Under cross-examination, DW1 said the Committee that revoked the allocation was set up by Kano State Government and 1st Defendant (1st Respondent) produced the Secretary of the Committee, he was, however not aware whether the Appellants were served with the revocation order, he said that the main reason Appellants’ plots were revoked was that the plots were under High Tension Wires, secondly, they were reservation of water line and were designed in front of another property, he said that the layout (of Appellants plots) was re-designed without recommendation of the 1st Respondent, which made them invalid. He said that the new arrangement was to give the allottees (each of them) two shops, of 3 metres by 4 or 5 metres, he said that all allottees who had the letters of grant of the plots, accepted the new arrangement, except the Appellants. See Pages 116 – 118 of the Records (the summary of evidence of the parties by the trial Court)

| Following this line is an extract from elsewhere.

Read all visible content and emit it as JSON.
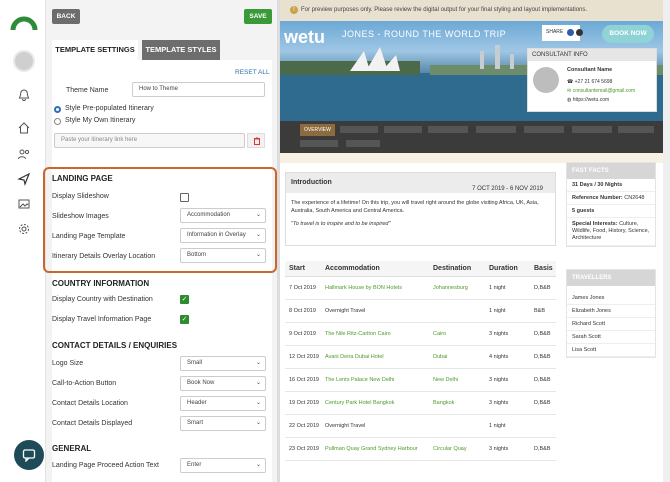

From the above findings, it is clear that the Respondents, in fact, defended the suit, and had filed their statement of defence and statement on oath (as per Pages 70 to 75 of the Records of Appeal). Appellants were therefore wrong and not honest, when they asserted in their brief, under issue 3, as follows: “… the Respondents as Defendants… had not made even a flimsy attempt at defending the case of the Appellants. Neither by evidence nor pleadings. In fact, the Respondents virtually and clearly admitted the major claim of Appellants i.e. of the ownership of the piece of land and the fact that it was never revoked by government, the grantor….” (See Page 10 of the Appellants’ Brief).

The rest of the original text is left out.